Gange helped Ragsdale optimize his system using a computer program Gange and his wife Holly had created in college. Ragsdale’s method, combined with Gange’s program, failed to produce accurate results only twice. 

Ragsdale passed away in 2021 before he was able to publish his thesis on market theory. Before his death, Gange and Ragsdale launched a student program, and Gange passed his software on to a new team of SDSMT students. 

The goal of this new team – Baumeister, Reff, and Borman – was to take modern tools like AI and enhance the old program, making it more robust and better able to predict factors that may drive the market off its typical course. 

“If I know what the value should be in the future, what happens when something like mad cow disease, widespread drought, or widespread flooding occurs?
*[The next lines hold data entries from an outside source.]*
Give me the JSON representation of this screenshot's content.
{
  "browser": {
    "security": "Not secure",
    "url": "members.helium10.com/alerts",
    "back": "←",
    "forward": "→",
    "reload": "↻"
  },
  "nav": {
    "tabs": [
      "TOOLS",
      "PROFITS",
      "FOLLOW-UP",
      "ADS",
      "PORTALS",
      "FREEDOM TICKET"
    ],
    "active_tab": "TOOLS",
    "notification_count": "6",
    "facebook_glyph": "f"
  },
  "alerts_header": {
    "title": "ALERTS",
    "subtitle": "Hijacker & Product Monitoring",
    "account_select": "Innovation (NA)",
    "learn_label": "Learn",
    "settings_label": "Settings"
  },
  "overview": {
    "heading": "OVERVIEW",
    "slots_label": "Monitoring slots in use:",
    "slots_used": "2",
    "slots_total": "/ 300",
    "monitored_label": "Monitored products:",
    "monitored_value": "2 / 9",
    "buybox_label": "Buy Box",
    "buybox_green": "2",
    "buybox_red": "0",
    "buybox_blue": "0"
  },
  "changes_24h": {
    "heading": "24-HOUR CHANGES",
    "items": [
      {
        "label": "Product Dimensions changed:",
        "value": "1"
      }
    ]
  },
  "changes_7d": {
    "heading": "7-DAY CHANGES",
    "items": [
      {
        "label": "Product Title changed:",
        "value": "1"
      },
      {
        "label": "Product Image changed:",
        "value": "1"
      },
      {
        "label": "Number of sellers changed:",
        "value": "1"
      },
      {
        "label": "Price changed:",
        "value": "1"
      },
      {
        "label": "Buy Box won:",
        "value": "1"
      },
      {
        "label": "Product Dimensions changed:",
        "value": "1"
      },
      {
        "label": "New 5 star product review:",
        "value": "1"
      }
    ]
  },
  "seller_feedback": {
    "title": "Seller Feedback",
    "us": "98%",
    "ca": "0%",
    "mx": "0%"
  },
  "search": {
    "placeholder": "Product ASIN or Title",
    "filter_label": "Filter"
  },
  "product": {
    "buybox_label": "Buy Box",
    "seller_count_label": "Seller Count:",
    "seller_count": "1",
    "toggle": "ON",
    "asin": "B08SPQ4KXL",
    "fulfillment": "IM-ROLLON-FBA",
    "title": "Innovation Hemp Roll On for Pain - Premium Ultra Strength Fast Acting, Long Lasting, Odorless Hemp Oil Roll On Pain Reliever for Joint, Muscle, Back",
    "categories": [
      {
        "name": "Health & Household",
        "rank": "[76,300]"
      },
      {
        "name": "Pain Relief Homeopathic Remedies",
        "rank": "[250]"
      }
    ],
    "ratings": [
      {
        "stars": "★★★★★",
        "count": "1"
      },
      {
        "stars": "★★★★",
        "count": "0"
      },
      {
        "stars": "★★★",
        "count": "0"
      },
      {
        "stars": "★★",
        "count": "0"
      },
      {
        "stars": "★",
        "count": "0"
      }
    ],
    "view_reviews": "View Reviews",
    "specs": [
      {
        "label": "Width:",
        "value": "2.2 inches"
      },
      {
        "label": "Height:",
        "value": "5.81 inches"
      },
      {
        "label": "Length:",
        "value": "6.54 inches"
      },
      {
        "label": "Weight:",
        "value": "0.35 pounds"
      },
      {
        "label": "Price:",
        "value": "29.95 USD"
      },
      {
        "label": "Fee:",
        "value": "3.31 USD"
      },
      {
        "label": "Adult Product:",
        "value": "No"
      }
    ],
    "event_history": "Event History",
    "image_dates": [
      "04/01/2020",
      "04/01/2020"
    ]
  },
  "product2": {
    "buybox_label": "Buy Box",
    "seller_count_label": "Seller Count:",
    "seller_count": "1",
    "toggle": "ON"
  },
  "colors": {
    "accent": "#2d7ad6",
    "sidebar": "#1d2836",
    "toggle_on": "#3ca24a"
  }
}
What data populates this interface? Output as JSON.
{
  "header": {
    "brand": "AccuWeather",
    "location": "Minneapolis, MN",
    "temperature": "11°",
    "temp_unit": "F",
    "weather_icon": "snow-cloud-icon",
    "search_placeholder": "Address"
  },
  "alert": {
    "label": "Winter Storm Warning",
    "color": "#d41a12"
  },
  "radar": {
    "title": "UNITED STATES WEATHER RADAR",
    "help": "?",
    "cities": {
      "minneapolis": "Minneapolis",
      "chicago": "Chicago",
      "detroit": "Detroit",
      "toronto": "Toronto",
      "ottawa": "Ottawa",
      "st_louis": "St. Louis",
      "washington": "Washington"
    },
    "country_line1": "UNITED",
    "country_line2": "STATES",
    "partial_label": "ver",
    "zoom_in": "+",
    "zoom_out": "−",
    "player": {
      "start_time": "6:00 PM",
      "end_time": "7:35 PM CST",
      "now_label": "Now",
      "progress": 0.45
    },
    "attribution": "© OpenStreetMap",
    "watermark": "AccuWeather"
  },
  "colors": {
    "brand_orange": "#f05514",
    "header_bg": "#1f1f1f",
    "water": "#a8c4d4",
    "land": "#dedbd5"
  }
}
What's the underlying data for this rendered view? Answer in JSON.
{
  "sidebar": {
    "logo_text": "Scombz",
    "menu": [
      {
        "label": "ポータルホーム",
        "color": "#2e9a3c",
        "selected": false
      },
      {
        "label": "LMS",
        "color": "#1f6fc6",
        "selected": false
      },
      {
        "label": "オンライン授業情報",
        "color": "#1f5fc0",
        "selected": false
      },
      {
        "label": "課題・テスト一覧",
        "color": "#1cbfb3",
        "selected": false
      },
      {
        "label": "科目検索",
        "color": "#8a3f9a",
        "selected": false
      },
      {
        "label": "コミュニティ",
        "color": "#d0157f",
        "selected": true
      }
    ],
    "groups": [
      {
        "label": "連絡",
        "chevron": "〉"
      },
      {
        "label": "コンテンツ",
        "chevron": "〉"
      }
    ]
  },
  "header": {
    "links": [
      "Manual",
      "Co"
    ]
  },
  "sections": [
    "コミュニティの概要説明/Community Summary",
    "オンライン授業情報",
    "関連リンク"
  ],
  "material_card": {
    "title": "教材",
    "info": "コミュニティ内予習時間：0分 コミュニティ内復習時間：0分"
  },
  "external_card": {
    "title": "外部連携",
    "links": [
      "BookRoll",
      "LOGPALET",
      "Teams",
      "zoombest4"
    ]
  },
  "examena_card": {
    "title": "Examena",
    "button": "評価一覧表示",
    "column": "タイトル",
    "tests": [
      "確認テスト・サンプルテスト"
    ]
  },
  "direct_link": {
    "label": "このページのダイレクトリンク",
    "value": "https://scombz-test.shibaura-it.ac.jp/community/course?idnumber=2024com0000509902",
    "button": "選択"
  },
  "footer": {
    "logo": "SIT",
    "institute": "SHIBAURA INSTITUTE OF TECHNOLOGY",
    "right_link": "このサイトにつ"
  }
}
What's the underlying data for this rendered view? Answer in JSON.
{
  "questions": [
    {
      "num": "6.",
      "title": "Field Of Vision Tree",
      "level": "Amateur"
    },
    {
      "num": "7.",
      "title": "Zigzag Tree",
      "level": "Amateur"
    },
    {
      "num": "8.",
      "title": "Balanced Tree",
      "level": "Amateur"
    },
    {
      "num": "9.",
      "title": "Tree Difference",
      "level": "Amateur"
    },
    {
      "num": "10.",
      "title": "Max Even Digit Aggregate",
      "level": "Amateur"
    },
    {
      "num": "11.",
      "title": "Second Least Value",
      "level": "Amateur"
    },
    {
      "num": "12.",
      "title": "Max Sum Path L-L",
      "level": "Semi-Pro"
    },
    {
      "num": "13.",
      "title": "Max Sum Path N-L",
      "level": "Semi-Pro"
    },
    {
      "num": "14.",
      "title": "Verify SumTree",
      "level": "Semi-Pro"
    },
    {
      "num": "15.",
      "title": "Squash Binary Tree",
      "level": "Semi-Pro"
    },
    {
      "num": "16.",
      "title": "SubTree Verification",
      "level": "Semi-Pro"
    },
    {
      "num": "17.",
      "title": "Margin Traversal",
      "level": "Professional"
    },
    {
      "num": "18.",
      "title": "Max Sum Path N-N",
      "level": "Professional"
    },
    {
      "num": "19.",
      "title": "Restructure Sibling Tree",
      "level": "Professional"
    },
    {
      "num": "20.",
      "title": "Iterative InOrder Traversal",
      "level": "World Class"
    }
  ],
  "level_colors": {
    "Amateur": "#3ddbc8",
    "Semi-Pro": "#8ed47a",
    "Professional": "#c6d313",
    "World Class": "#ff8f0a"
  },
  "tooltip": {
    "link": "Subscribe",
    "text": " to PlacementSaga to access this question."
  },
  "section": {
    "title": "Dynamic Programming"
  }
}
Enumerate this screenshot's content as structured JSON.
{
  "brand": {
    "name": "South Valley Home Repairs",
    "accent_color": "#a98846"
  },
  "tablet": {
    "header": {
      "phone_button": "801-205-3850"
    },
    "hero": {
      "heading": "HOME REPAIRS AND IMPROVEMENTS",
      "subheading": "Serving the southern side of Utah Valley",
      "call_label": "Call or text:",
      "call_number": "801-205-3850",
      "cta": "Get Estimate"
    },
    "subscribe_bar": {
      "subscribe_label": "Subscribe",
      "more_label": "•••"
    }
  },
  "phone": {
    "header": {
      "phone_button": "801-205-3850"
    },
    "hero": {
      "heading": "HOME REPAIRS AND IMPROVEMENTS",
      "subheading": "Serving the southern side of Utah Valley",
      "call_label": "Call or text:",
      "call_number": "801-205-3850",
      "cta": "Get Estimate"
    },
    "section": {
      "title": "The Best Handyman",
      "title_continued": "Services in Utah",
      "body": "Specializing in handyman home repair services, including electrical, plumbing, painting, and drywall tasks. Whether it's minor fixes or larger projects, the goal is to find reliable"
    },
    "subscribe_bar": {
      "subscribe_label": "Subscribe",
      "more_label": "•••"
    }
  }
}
All these things can send the market into arbitrage,” Gagne says. “We twisted and turned this data and tried to look at it in new ways to see anomalies or patterns that we think are tradable in the future.”

The team created two prediction models: one that evaluates the historical data trends to determine risk vs. reward and one that predicts the best times to buy and sell. 

The project is still ongoing. The three students have graduated but will coach the next team in the fall to begin the next phase of the project. Next semester’s students will rebuild the models and determine which of Ragsdale’s 187 variables are the most important in predicting the markets and build in indicators for over- or undervalued animals. 

"As a sponsor, Todd provided years of data, support, and a good story,” says Brian Butterfield, a lecturer of computer science and engineering at Mines. “These students took advantage of the opportunity by applying their skills in data science and data analysis to advance the work. I appreciate watching what emerges by providing students with the framework to build something and gain real-world experience."